Several months ago I came across the most amazing poem by Brigit Pageen Kelly. I have returned to it again and again. Though not written for Thanksgiving, it is altogether fitting as we wrestle to heed Paul’s astonishing exhortation to “give thanks in all circumstances; for this God’s will for you in Christ Jesus.” (And, lest we forget, Paul was a man whose own life was marked by extreme suffering and loss–and remarkable joy.)
Kelly is a Professor of English and Rhetoric at the University of Illinois, Urbana-Champaign.

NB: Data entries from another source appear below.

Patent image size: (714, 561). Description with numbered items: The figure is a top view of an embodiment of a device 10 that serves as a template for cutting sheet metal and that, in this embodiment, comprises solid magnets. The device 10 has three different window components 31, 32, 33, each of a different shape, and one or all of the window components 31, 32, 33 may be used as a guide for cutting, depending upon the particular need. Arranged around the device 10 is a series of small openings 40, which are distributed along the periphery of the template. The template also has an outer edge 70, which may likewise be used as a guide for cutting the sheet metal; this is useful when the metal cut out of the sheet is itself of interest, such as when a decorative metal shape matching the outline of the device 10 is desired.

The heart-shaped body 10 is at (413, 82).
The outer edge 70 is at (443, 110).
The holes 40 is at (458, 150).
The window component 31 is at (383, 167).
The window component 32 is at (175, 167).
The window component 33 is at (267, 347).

The reader familiar with the teaching of Jesus will immediately recognize that Kelly has meditated (wrestled?) deeply on Jesus’ following words:
“Which of you fathers, if your son asks for a fish, will give him a snake instead? Or if he asks for an egg, will give him a scorpion? If you then, though you are evil, know how to give good gifts to your children, how much more will your Father in heaven give the Holy Spirit to those who ask him!”
The poem’s title is Iskandariya, the name of a city in Iraq. (The title’s significance is unclear to me.) As far as I can tell (which isn’t saying much at all), the poem is written in free verse. As with most all poetry, it is meant to be “performed”–i.e., read aloud, so read it aloud to someone (perhaps to friends and family on Thanksgiving day?). It will be more than worth your time to look up any words or references that are unfamiliar to you. Listen for how the poem moves from complaint to self-discovery to wonder….
by Brigit Pegeen Kelly
It was not a scorpion I asked for, I asked for a fish,
but maybe God misheard my request,
maybe God thought I said not ”some sort of fish,”
but a ”scorpion fish,” a request he would surely have granted,
being a goodly God, but then he forgot the ”fish” attached to the ”scorpion”
(because God, too, forgets, everything forgets);
so instead of an edible fish, any small fish, sweet or sour,
or even the grotesque buffoonery of the striped scorpion fish,
crowned with spines and followed by many tails, a veritable sideshow of a fish;
instead of these, I was given an insect, a peculiar prehistoric creature,
part lobster, part spider, part bell-ringer, part son of a fallen star,
something like a disfigured armored dog, not a thing you can eat,
or even take on a meaningful walk, so ugly is it, so stiffly does it step,
as if on ice, freezing again and again in mid-air like a listening ear,
and then scuttling backwards or leaping madly forward,
its deadly tail doing a St. Vitus jig.
God gave me a scorpion, a venomous creature, to be sure,
a bug with the bite of Cleopatra’s asp, but not, as I soon found out,
despite the dark gossip, a lover of violence or a hater of men.
In truth, it is shy, the scorpion, a creature with eight eyes and almost no sight,
who shuns the daylight, and is driven mad by fire,
who favors the lonely spot, and feeds on nothing much,
and only throws out its poison barb when backed against a wall
–a thing like me, but not the thing I asked for,
a thing, by accident or design, I am now attached to.
And so I draw the curtains, and so I lay out strange dishes, and so I step softly,
and so I do not speak, and only twice, in many years, have I been stung,
both times because, unthinking, I let in the terrible light.
And sometimes now, when I watch the scorpion sleep,
I see how fine he is, how rare, this creature called Lung Book or Mortal Book
because of his strange organs of breath.
His lungs are holes in his body, which open and close.
And inside the holes are stiffened membranes,
arranged like the pages of a book — imagine that!
And when the holes open, the pages rise up and unfold,
and the blood that circles through them touches the air,
and by this bath of air the blood is made pure. . .
He is a house of books, my shy scorpion,
carrying in his belly all the perishable manuscripts
— a little mirror of the library at Alexandria, which burned.